Once again she lived over in her mind that day when they had found the creature. It all had been most confusing and she found that it still was impossible to put it all together, saying that, first, this happened, then another event took place, and after that, another. It was all jumbled up together, as if everything had happened all at once with no chinks of time between them, but she knew it had not been that way, that there had been a progression of events, although they had happened rather fast and had not been orderly. The oddest thing of all was that she had trouble separating what David had done and what she had done and she wondered, once again, if, while they may not have done it all together, whether one of them alone could have made any of it happen, but that, rather, it took the two of them to do what each had done.

And what had she done, she wondered. What had happened to her? Trying to recall it, she could discover only fragments of it and she was sure that when it had happened there had been no fragmentation and that the fragments she could recall were no more than broken pieces of the whole. The world had opened out and so had the universe, or what she since had thought must have been the universe, lying all spread out before her, with every nook revealed, with all the knowledge, all the reasons there—a universe in which time and space had been ruled out because time and space were only put there, in the first place, to make it impossible for anyone to grasp the universe. Seen for a moment, half-sensed, a flash of insight that had been gone before there had been time for it to register on her brain, sensed and known for an instant only and then gone so quickly that it had left impression only, no certain memory and no solid knowledge, but impressions only, like a face seen in a lightning flash and then the darkness closing in.

Was this—could this—be the realization of what she had tried to tell Grandfather Oak, knowing that there was something happening inside her, that change was about to come, but not knowing what it was and telling him instead that she might go away again, although in a different sense than she had gone to the wild rice country? If that were the case, she thought, if this were it, if this might be a new ability, like going to the stars, and not simply something that she had imagined, she'd never have to go anywhere again, for she was already there, she was any place that she might want to be.

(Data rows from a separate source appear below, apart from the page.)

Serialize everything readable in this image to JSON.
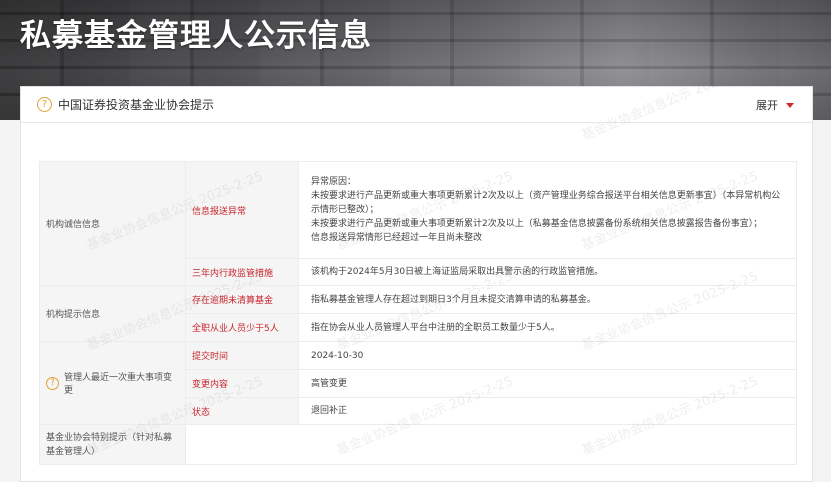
{
  "banner": {
    "title": "私募基金管理人公示信息"
  },
  "notice": {
    "title": "中国证券投资基金业协会提示",
    "expand_label": "展开"
  },
  "rows": {
    "integrity": {
      "category": "机构诚信信息",
      "label": "信息报送异常",
      "lines": [
        "异常原因：",
        "未按要求进行产品更新或重大事项更新累计2次及以上（资产管理业务综合报送平台相关信息更新事宜）（本异常机构公示情形已整改）；",
        "未按要求进行产品更新或重大事项更新累计2次及以上（私募基金信息披露备份系统相关信息披露报告备份事宜）；",
        "信息报送异常情形已经超过一年且尚未整改"
      ]
    },
    "regulatory": {
      "label": "三年内行政监管措施",
      "value": "该机构于2024年5月30日被上海证监局采取出具警示函的行政监管措施。"
    },
    "tips": {
      "category": "机构提示信息",
      "items": [
        {
          "label": "存在逾期未清算基金",
          "value": "指私募基金管理人存在超过到期日3个月且未提交清算申请的私募基金。"
        },
        {
          "label": "全职从业人员少于5人",
          "value": "指在协会从业人员管理人平台中注册的全职员工数量少于5人。"
        }
      ]
    },
    "change": {
      "category": "管理人最近一次重大事项变更",
      "items": [
        {
          "label": "提交时间",
          "value": "2024-10-30"
        },
        {
          "label": "变更内容",
          "value": "高管变更"
        },
        {
          "label": "状态",
          "value": "退回补正"
        }
      ]
    },
    "special": {
      "category": "基金业协会特别提示（针对私募基金管理人）",
      "value": ""
    }
  },
  "watermark": {
    "text": "基金业协会信息公示 2025-2-25"
  },
  "colors": {
    "accent_red": "#c8252c",
    "icon_orange": "#e0a030"
  }
}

It was the first time she had thought of it as an ability and she found herself confused and frightened, not so much at the implications of the thought as that she had thought of it at all, that she, even subconsciously, could have allowed herself to think of it. She sat stiff and straight, holding herself tense, and in the shadowed room flickering with the light of the dying candle, she seemed to hear again the muttering and stirring of all those ghosts that huddled there among their works, the one last place left to them on Earth.

24

(Excerpt from journal of Nov. 29, 5036)… In the last few centuries I have experienced some physical deterioration and now there are days (like today) when I feel the weight of years upon me. I have a tiredness that cannot be accounted for by usual exertion, for I never have exerted myself too greatly and late years almost not at all. My step has been reduced to shuffling and my hand, once firm, has lost some coordination, so that the writing in this journal has become shaky scrawling and there are times, as well, when I write a word I do not mean to write—a word very close to the one I meant to write, but not the one intended. There are other times when I cannot think of the word I want and must sit here sifting back through memory for it, saddened rather than irritated that I cannot think of it. I misspell a word at times, which is something I never used to do. I have become, I think, like an old dog sleeping in the sun, with the significant difference that the old dog expects nothing of itself.